On the other hand, maybe you’re more about stability and dividends. Perhaps, you’re in the market for a solid, predictable source of income. In that case, preferred stocks are likely more your speed. They give higher priority in dividends and also in case of liquidation.

Just bear in mind, preferred shares typically don’t come with the voting rights that common stocks do. You’re not in the driver’s seat when it comes to company decisions, but you’re also not riding the market rollercoaster.

A Mixed Approach

For some investors, it’s not about choosing one over the other. It’s about diversifying their portfolio with a mix of both common and preferred stocks. A balanced approach that mixes the potential for growth with the promise of dividends.

Remember, investing in stocks is a personal decision. Consider your financial goals, your comfort with risk, and what you want out of your investment. Whether you choose common or preferred stocks – or a mix of both – it’s all about what works for you. It’s always recommended you conduct thorough research or consult with a competent financial advisor.

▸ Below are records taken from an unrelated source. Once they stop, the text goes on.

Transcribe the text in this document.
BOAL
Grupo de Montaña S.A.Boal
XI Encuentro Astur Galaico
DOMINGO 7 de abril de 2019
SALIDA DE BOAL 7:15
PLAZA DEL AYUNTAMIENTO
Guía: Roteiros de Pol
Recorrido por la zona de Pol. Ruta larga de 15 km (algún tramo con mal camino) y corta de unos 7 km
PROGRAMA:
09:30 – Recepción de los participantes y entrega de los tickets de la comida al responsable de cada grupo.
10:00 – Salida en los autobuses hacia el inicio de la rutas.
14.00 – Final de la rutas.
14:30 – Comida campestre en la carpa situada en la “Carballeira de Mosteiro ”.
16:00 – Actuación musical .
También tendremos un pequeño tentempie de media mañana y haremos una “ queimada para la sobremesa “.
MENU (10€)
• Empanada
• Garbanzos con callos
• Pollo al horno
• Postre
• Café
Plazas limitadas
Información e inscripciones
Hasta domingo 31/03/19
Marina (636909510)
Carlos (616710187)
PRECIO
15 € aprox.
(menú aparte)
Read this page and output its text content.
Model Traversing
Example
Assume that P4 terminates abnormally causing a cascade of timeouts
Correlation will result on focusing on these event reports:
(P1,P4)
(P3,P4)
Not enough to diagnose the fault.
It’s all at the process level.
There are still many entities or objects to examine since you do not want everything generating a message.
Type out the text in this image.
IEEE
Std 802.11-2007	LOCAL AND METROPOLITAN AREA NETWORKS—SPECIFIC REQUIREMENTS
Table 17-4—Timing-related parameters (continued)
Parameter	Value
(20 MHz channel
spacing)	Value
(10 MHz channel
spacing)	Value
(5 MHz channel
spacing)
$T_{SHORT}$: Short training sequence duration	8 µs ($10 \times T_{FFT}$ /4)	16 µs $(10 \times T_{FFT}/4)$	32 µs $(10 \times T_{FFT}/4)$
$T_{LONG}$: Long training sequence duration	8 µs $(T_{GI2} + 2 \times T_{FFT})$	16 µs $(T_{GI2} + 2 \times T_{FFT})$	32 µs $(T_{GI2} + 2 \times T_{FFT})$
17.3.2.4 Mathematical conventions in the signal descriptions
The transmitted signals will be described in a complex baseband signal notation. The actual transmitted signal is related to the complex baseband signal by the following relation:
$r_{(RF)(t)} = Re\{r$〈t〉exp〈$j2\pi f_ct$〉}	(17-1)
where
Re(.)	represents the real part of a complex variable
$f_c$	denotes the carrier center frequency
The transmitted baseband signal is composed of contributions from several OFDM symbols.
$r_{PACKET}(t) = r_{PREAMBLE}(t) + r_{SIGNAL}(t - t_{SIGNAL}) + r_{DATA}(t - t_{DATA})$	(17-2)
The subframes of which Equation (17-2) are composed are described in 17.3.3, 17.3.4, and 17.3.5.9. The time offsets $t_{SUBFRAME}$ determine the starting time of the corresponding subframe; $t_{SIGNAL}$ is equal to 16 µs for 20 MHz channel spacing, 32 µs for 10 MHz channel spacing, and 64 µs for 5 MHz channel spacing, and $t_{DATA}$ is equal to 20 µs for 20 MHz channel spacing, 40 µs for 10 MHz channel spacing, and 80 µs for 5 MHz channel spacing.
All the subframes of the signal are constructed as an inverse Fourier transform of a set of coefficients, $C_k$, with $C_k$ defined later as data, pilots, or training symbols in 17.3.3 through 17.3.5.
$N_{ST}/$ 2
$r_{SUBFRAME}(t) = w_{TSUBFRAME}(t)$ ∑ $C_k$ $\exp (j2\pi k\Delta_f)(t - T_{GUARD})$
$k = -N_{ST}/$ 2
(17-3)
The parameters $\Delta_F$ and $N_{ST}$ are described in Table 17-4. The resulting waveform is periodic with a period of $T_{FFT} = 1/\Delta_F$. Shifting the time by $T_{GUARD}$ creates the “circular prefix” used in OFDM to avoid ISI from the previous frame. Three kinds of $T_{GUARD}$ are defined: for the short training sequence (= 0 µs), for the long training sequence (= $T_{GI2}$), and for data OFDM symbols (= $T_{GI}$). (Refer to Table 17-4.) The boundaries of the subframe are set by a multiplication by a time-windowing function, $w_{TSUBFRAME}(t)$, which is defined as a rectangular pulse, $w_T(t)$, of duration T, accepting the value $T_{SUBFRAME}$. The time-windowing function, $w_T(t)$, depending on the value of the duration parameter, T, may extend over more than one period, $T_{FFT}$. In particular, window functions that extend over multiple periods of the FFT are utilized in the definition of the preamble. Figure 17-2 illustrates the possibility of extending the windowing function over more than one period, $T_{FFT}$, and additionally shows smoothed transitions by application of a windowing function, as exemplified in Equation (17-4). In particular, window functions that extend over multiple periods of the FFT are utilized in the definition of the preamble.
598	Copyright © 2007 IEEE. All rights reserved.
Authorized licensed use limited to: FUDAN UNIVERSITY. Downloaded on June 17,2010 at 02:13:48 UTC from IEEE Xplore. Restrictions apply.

So there you have it. Common and preferred stocks each bring unique benefits and risks to the table. Whether it’s the growth potential and voting rights of common stocks or the stability and dividends of preferred stocks, both have their place in a well-rounded portfolio. It’s all about aligning these options with your financial goals. Remember, diversification can be a key strategy in managing risk and maximizing returns. Yet, don’t forget the value of professional advice. Consulting with a financial advisor can guide you in making informed decisions. Choose wisely and let your investments work for you.

Frequently Asked Questions

What is the main difference between common and preferred stocks?

Common stocks offer potential capital growth and voting rights but are more volatile and have lower priority during liquidation than preferred stocks. Preferred stocks provide stability and dividends and have higher priority during dividends and liquidation.

Should I invest in common or preferred stocks?

Both types of stocks offer unique advantages. Your choice between common and preferred stocks should align with your financial goals. For a balanced approach, some investors diversify their portfolio with both types of stocks.

Do preferred stocks offer voting rights?

Unlike common stocks, preferred stocks usually do not confer voting rights. However, they usually offer dividends.

Is there a risk associated with investing in stocks?

Yes. All forms of investments, including stocks, come with a potential risk. Common stocks are subject to market volatility and preferred stocks have the possibility of the company not paying dividends.

How can I decide what stocks to invest in?

The type of stocks you invest in should align with your financial goals and risk tolerance. You can also seek guidance from a financial advisor to help make informed investment decisions.